The speech Villaraigosa delivered is a very simple enumeration of the Democratic agenda in the coming year and for the coming election. Rhetorically, it is uncomplicated to the point of being simplistic. Villaraigosa has in the past admitted that he is not as comfortable in Spanish as he is in English, and it showed in his delivery: his sense of rhetorical timing was less than perfect, and his tone was flat. Perhaps the plainness of his text had to do with his lack of confidence in his ability to speak the language, but it has a second virtue: its very simplicity would make it understandable to a segment of the voting population which may not have previously followed any of the political issues of the day. Seen in this light, Villaraigosa's speech is an honest, if not particularly dazzling, attempt to reach out to a new community of voters. But why is the official translation so different? As I said above, I suspect the official translation is meant to be red meat to the Democratic rank and file, who will read and repeat its texts. Party-approved words and phrases absent from the original text have been added to make it into a suitable document for consumption by an Anglo activist audience. While the Spanish text reaches out for the Latino center--a center, by the way, which the Republicans have been courting aggressively all throughout G.W. Bush's political life--the official translation attempts to whip up the Anglo base.
My question to the Democrats is--why did there have to be a difference at all? Villaraigosa's Spanish text is a suitable statement of the Democratic party platform, and should have stood on its own merits, without significant spin-doctoring through "translation." The additions and stylistic changes are mostly harmless, but I find them irritating, and an insult to the intelligence of anyone who is able to read both the Spanish and the officially-translated English versions. Moreover, this kind of "translation" speaks ill of a party seeking to bring integrity back into government--why should I trust a party that reports, to Latinos, a dramatic collapse from the middle class into poverty, but climbs back down when addressing its Anglo base, saying the slide is from the working class into poverty?
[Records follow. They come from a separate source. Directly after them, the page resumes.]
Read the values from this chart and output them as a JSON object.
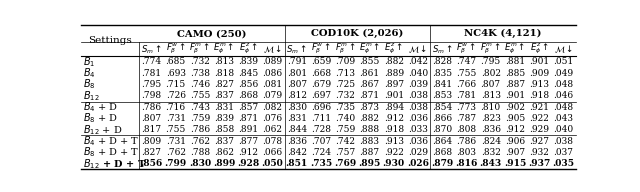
{
  "group_labels": [
    "CAMO (250)",
    "COD10K (2,026)",
    "NC4K (4,121)"
  ],
  "subheaders": [
    "$S_m\\uparrow$",
    "$F_\\beta^w\\uparrow$",
    "$F_\\beta^m\\uparrow$",
    "$E_\\phi^m\\uparrow$",
    "$E_\\phi^z\\uparrow$",
    "$\\mathcal{M}\\downarrow$"
  ],
  "row_groups": [
    {
      "rows": [
        {
          "label": "$B_1$",
          "bold": false,
          "data": [
            ".774",
            ".685",
            ".732",
            ".813",
            ".839",
            ".089",
            ".791",
            ".659",
            ".709",
            ".855",
            ".882",
            ".042",
            ".828",
            ".747",
            ".795",
            ".881",
            ".901",
            ".051"
          ]
        },
        {
          "label": "$B_4$",
          "bold": false,
          "data": [
            ".781",
            ".693",
            ".738",
            ".818",
            ".845",
            ".086",
            ".801",
            ".668",
            ".713",
            ".861",
            ".889",
            ".040",
            ".835",
            ".755",
            ".802",
            ".885",
            ".909",
            ".049"
          ]
        },
        {
          "label": "$B_8$",
          "bold": false,
          "data": [
            ".795",
            ".715",
            ".746",
            ".827",
            ".856",
            ".081",
            ".807",
            ".679",
            ".725",
            ".867",
            ".897",
            ".039",
            ".841",
            ".766",
            ".807",
            ".887",
            ".913",
            ".048"
          ]
        },
        {
          "label": "$B_{12}$",
          "bold": false,
          "data": [
            ".798",
            ".726",
            ".755",
            ".837",
            ".868",
            ".079",
            ".812",
            ".697",
            ".732",
            ".871",
            ".901",
            ".038",
            ".853",
            ".781",
            ".813",
            ".901",
            ".918",
            ".046"
          ]
        }
      ]
    },
    {
      "rows": [
        {
          "label": "$B_4$ + D",
          "bold": false,
          "data": [
            ".786",
            ".716",
            ".743",
            ".831",
            ".857",
            ".082",
            ".830",
            ".696",
            ".735",
            ".873",
            ".894",
            ".038",
            ".854",
            ".773",
            ".810",
            ".902",
            ".921",
            ".048"
          ]
        },
        {
          "label": "$B_8$ + D",
          "bold": false,
          "data": [
            ".807",
            ".731",
            ".759",
            ".839",
            ".871",
            ".076",
            ".831",
            ".711",
            ".740",
            ".882",
            ".912",
            ".036",
            ".866",
            ".787",
            ".823",
            ".905",
            ".922",
            ".043"
          ]
        },
        {
          "label": "$B_{12}$ + D",
          "bold": false,
          "data": [
            ".817",
            ".755",
            ".786",
            ".858",
            ".891",
            ".062",
            ".844",
            ".728",
            ".759",
            ".888",
            ".918",
            ".033",
            ".870",
            ".808",
            ".836",
            ".912",
            ".929",
            ".040"
          ]
        }
      ]
    },
    {
      "rows": [
        {
          "label": "$B_4$ + D + T",
          "bold": false,
          "data": [
            ".809",
            ".731",
            ".762",
            ".837",
            ".877",
            ".078",
            ".836",
            ".707",
            ".742",
            ".883",
            ".913",
            ".036",
            ".864",
            ".786",
            ".824",
            ".906",
            ".927",
            ".038"
          ]
        },
        {
          "label": "$B_8$ + D + T",
          "bold": false,
          "data": [
            ".827",
            ".762",
            ".788",
            ".862",
            ".912",
            ".066",
            ".842",
            ".724",
            ".757",
            ".887",
            ".922",
            ".029",
            ".868",
            ".803",
            ".832",
            ".907",
            ".932",
            ".037"
          ]
        },
        {
          "label": "$B_{12}$ + D + T",
          "bold": true,
          "data": [
            ".856",
            ".799",
            ".830",
            ".899",
            ".928",
            ".050",
            ".851",
            ".735",
            ".769",
            ".895",
            ".930",
            ".026",
            ".879",
            ".816",
            ".843",
            ".915",
            ".937",
            ".035"
          ]
        }
      ]
    }
  ],
  "header_fontsize": 7.2,
  "subheader_fontsize": 6.2,
  "data_fontsize": 6.5,
  "label_fontsize": 7.0,
  "settings_fontsize": 7.5
}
I guess the most troubling thing is that, while I'm pleased to see the Democrats embracing and not stigmatizing the Latino immigrant electorate, this incident has left me with the sneaking suspicion that the Democrats see the Latinos as just another ethnic group to be mobilized for votes. By allowing such a free "translation" to circulate for the benefit of their Anglo cadres, the Democratic leadership has shown that the mobilization of the Latino vote is really not something they are undertaking for the benefit of their Latino voters, but rather an achievement that they can trumpet to their Anglo base.